Author:Leigh Bardugo

“Our king needs every minute.”

Kirigin’s cheeks flushed. He tapped his fingers on the table. “Yes. Yes, of course.”

Zoya turned back toward the window.

She felt his shame, his eagerness, his longing. They came on like a sudden storm, a gust that swept her off solid ground and into free fall. One moment she was standing, sure-footed in a sunlit room in Os Kervo, looking out at the sea. The next she was gazing at a beautiful girl before her, raven-haired, her blue eyes distant. She reached out to touch the girl’s smooth cheek.

“Zoya?”

Zoya slammed back into her own consciousness just in time to smack Kirigin’s hand away. “I did not give you leave to touch me.”

“My apologies,” he said, cradling his hand as if she’d broken one of his fingers. “You just looked so … lost.”

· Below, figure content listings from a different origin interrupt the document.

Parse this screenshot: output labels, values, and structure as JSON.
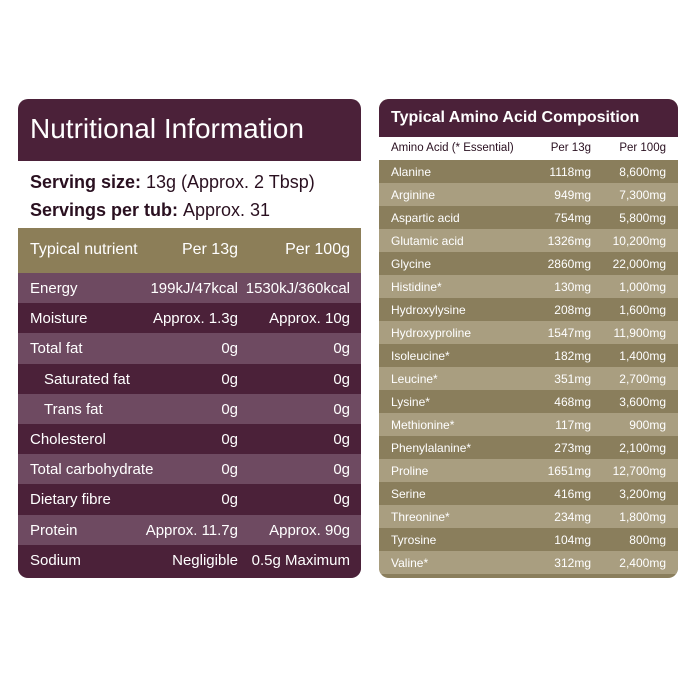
{
  "nutrition": {
    "title": "Nutritional Information",
    "serving_size": {
      "label": "Serving size:",
      "value": "13g (Approx. 2 Tbsp)"
    },
    "servings_per_tub": {
      "label": "Servings per tub:",
      "value": "Approx. 31"
    },
    "header": [
      "Typical nutrient",
      "Per 13g",
      "Per 100g"
    ],
    "rows": [
      [
        "Energy",
        "199kJ/47kcal",
        "1530kJ/360kcal"
      ],
      [
        "Moisture",
        "Approx. 1.3g",
        "Approx. 10g"
      ],
      [
        "Total fat",
        "0g",
        "0g"
      ],
      [
        "Saturated fat",
        "0g",
        "0g"
      ],
      [
        "Trans fat",
        "0g",
        "0g"
      ],
      [
        "Cholesterol",
        "0g",
        "0g"
      ],
      [
        "Total carbohydrate",
        "0g",
        "0g"
      ],
      [
        "Dietary fibre",
        "0g",
        "0g"
      ],
      [
        "Protein",
        "Approx. 11.7g",
        "Approx. 90g"
      ],
      [
        "Sodium",
        "Negligible",
        "0.5g Maximum"
      ]
    ]
  },
  "amino": {
    "title": "Typical Amino Acid Composition",
    "header": [
      "Amino Acid (* Essential)",
      "Per 13g",
      "Per 100g"
    ],
    "rows": [
      [
        "Alanine",
        "1118mg",
        "8,600mg"
      ],
      [
        "Arginine",
        "949mg",
        "7,300mg"
      ],
      [
        "Aspartic acid",
        "754mg",
        "5,800mg"
      ],
      [
        "Glutamic acid",
        "1326mg",
        "10,200mg"
      ],
      [
        "Glycine",
        "2860mg",
        "22,000mg"
      ],
      [
        "Histidine*",
        "130mg",
        "1,000mg"
      ],
      [
        "Hydroxylysine",
        "208mg",
        "1,600mg"
      ],
      [
        "Hydroxyproline",
        "1547mg",
        "11,900mg"
      ],
      [
        "Isoleucine*",
        "182mg",
        "1,400mg"
      ],
      [
        "Leucine*",
        "351mg",
        "2,700mg"
      ],
      [
        "Lysine*",
        "468mg",
        "3,600mg"
      ],
      [
        "Methionine*",
        "117mg",
        "900mg"
      ],
      [
        "Phenylalanine*",
        "273mg",
        "2,100mg"
      ],
      [
        "Proline",
        "1651mg",
        "12,700mg"
      ],
      [
        "Serine",
        "416mg",
        "3,200mg"
      ],
      [
        "Threonine*",
        "234mg",
        "1,800mg"
      ],
      [
        "Tyrosine",
        "104mg",
        "800mg"
      ],
      [
        "Valine*",
        "312mg",
        "2,400mg"
      ]
    ]
  }
}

And she had been lost. She glanced down at the shimmering black fetters on her wrists. They looked like shackles but they felt natural, as if they’d always been meant to lie cool against her skin. Power. The hunger for it like a heartbeat, steady and unrelenting. It was the temptation of all Grisha, and the acquisition of an amplifier only made it worse. Open the door, Zoya.

She could never be sure if it was her own voice or Juris’ that spoke in her head. She only knew that his presence within her was real. No figment of her imagination could be so irritating. Sometimes, beneath Juris, she could sense another mind, another presence that was not human, had never been human, something ancient—and then the world would shift. She would hear a servant whispering gossip in the kitchens, smell apple blossoms in the orchard at Yelinka—nearly fifteen miles away. All that she could bear, but the emotions, this sudden drop into someone else’s pain or joy … It was too much.

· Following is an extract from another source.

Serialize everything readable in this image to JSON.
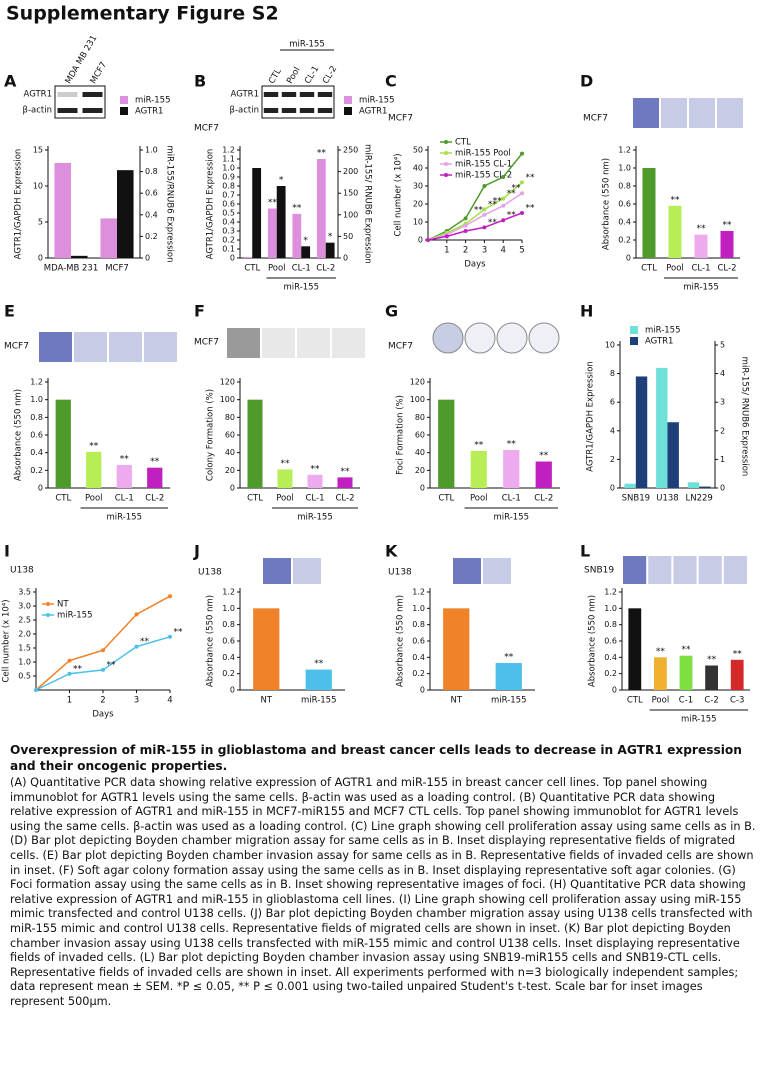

Or maybe you’re losing your mind, she considered. It was possible. After what she’d seen on the Fold, what she’d done—murdered a Saint bent on destruction, driven a blade into the heart of a dragon, into the heart of a friend. She had saved Nikolai’s life. She had saved Ravka from Elizaveta. But she hadn’t stopped the Darkling from returning, had she? And now she couldn’t help but wonder if there was any chance she could save her country from war.

“I was lost in thought,” Zoya said, shaking out the sleeves of her blue kefta. “That’s all.”

“Ah,” said Kirigin. But he didn’t look convinced.

“You never served, did you?”

“No indeed,” said the count, seating himself at the end of a long rectangular table engraved with the West Ravkan crest—two eagles bracketing a lighthouse. He was wearing a custard-yellow coat and a coral waistcoat that, in combination with his pallid skin and bright red hair, made him look like an exotic bird seeking a perch. “My father sent me away to Novyi Zem during the civil war.” He cleared his throat. “Zoya—” She flashed him a look and he hastily corrected himself. “General Nazyalensky, I wonder if you might consider a visit to my holdings near Caryeva.”

“We are at war, Kirigin.”

“But after the war. In the summer, perhaps. We could go for the races.”

“Are you so sure there will be an after?”

Kirigin looked startled. “The king is a brilliant tactician.”

“We don’t have the numbers. If he fails to stop the Fjerdans at Nezkii, this war will be over before it begins. And to win, we need reinforcements.”

“And we will have them!” Kirigin declared. Zoya envied his optimism. “One day there will be peace again. Even in a time of war, we might slip away for a moment. For a quiet dinner, a chance to talk, to get to know each other. Now that the king is to be married—”

“The king’s plans are none of your concern.”

“Certainly, but I thought that now you might be free to—”

Zoya turned on him. She felt current crackle through her, felt the wind lift her hair. “Be free to what, exactly?”

Kirigin held up his hands as if he could ward her off. “I simply meant—”

She knew what he meant. Rumors had surrounded her and Nikolai for months, rumors she had encouraged to hide the secret of the demon that lived inside him and what it took to keep the monster under control. So why did it make her so angry to hear these words now?

She took a slow breath. “Kirigin, you are a charming, handsome, very … amiable man.”

“I … am?” he said, then added with more surety, “I am.”

“Yes, you are. But we are not suited in temperament.”